「ロマンに欠けるな」と、叔父さんは言った。
油紙で包まれた、分厚い、古い地図をガサガサと鳴らして広げながら。
新しい地図をたたみながら、僕は「やっぱりね」と心の中で呟く。
僕の叔父さんはちょっと変わった人。
いや、だいぶ変わった人。
だいぶ変な…エキゾチックな社会人。
探検家で、研究者でもある。
好奇心とチャレンジ精神と考古学知識の塊だ。
それ以外の、探検には邪魔な人間性とか、配慮とか、社会性とか、そんなものは、曰く、底なし沼に沈めてきたらしい。
そう。だいぶ変な大人だ。
僕のママの弟である、この叔父さんは。
そしてダメダメな人でもある。
小さい子みたいにお風呂が嫌いで、大人になってもなかなか入ろうとしないし。
おべっかとか、お世辞とか絶対言えなくて、人の気持ちなんて考えずに、言いたいことをそのまま言うし。
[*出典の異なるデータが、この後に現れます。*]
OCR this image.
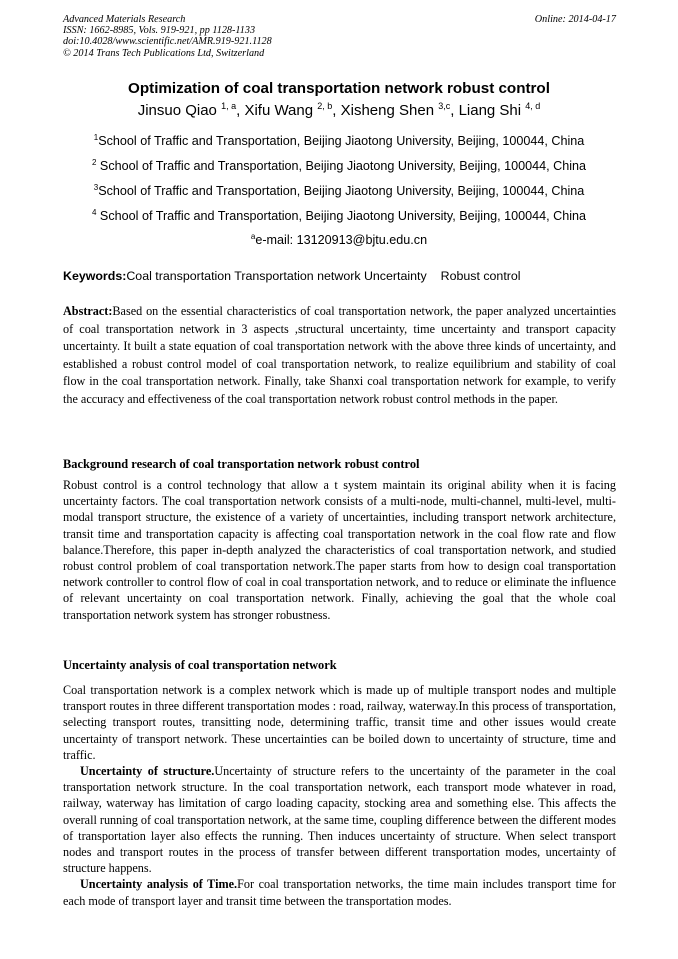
Advanced Materials Research
ISSN: 1662-8985, Vols. 919-921, pp 1128-1133
doi:10.4028/www.scientific.net/AMR.919-921.1128
© 2014 Trans Tech Publications Ltd, Switzerland
Online: 2014-04-17
Optimization of coal transportation network robust control
Jinsuo Qiao $^{1, a}$, Xifu Wang $^{2, b}$, Xisheng Shen $^{3,c}$, Liang Shi $^{4, d}$
$^1$School of Traffic and Transportation, Beijing Jiaotong University, Beijing, 100044, China
$^2$ School of Traffic and Transportation, Beijing Jiaotong University, Beijing, 100044, China
$^3$School of Traffic and Transportation, Beijing Jiaotong University, Beijing, 100044, China
$^4$ School of Traffic and Transportation, Beijing Jiaotong University, Beijing, 100044, China
$^a$e-mail: 13120913@bjtu.edu.cn
Keywords:Coal transportation Transportation network Uncertainty Robust control

Abstract:Based on the essential characteristics of coal transportation network, the paper analyzed uncertainties of coal transportation network in 3 aspects ,structural uncertainty, time uncertainty and transport capacity uncertainty. It built a state equation of coal transportation network with the above three kinds of uncertainty, and established a robust control model of coal transportation network, to realize equilibrium and stability of coal flow in the coal transportation network. Finally, take Shanxi coal transportation network for example, to verify the accuracy and effectiveness of the coal transportation network robust control methods in the paper.

Background research of coal transportation network robust control

Robust control is a control technology that allow a t system maintain its original ability when it is facing uncertainty factors. The coal transportation network consists of a multi-node, multi-channel, multi-level, multi-modal transport structure, the existence of a variety of uncertainties, including transport network architecture, transit time and transportation capacity is affecting coal transportation network in the coal flow rate and flow balance.Therefore, this paper in-depth analyzed the characteristics of coal transportation network, and studied robust control problem of coal transportation network.The paper starts from how to design coal transportation network controller to control flow of coal in coal transportation network, and to reduce or eliminate the influence of relevant uncertainty on coal transportation network. Finally, achieving the goal that the whole coal transportation network system has stronger robustness.

Uncertainty analysis of coal transportation network

Coal transportation network is a complex network which is made up of multiple transport nodes and multiple transport routes in three different transportation modes : road, railway, waterway.In this process of transportation, selecting transport routes, transitting node, determining traffic, transit time and other issues would create uncertainty of transport network. These uncertainties can be boiled down to uncertainty of structure, time and traffic.

Uncertainty of structure.Uncertainty of structure refers to the uncertainty of the parameter in the coal transportation network structure. In the coal transportation network, each transport mode whatever in road, railway, waterway has limitation of cargo loading capacity, stocking area and something else. This affects the overall running of coal transportation network, at the same time, coupling difference between the different modes of transportation layer also effects the running. Then induces uncertainty of structure. When select transport nodes and transport routes in the process of transfer between different transportation modes, uncertainty of structure happens.

Uncertainty analysis of Time.For coal transportation networks, the time main includes transport time for each mode of transport layer and transit time between the transportation modes.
ものは古ければ古いほど大好きで、汚れたり壊れたりしたガラクタをありがたがって、まんまと買わされて、しまい込む。
しかし、片付けはできない上に仕事でよく家を留守にするので、もう家賃の恩恵を受けて、この家に住んでいる本当の主人は、もしかしてこのガラクタたちなんじゃないか、と思うくらい。
本当にダメな大人だ。
子どもの僕でも付き合いきれない、そう思う。
でも。
でも、だからこそ、ママは叔父さんが放っておけないみたいだ。
今日…というかいつだって、僕はママに頼まれて、叔父さんの様子を見に行ったり、物を渡しに行ったりする。
叔父さんは大人が嫌いだから。子どもの僕が行くんだ。
今日だって、ママが叔父さんの誕生日プレゼントに用意した、新しい地図を渡しに来たんだ。
叔父さんは、それを聞いた上で受け取らなかった。
そう、「ロマンに欠けるな」そう言って、鼻で笑って、受け取らなかった。
そりゃあ、叔父さんらしいけど、それはどうなの?って子どもの僕でも思うよね。
ママの気持ちをもうちょっと考えてあげればいいのに。
でもママだってズレている。
だって、叔父さんはいつも言ってるし、いつも態度で示してる。
新しいものより、古いものの方がいいんだ、好きなんだ、って。
ロマンが詰まってるんだって。
だから結局、お互い様なんだ。
ママも叔父さんも、何も分かってない。
分かってるのは、僕だけなんだ。
だから、この地図を、叔父さんのプレゼントとして、ママにおすすめしたんだ。
叔父さんは、もう新しいピカピカの、最新の地図には目もくれない。
だから僕は、新しい地図を折りたたんで、しまい込む。
帰ったら、なるべくしおらしい顔でママに事情を話して、新しい地図は、僕が引き取ろう。
「何笑ってんだ、呑気に楽しそうだな」
地図をしまい込む僕を不思議そうに見つめ、叔父さんがぶっきらぼうに言った。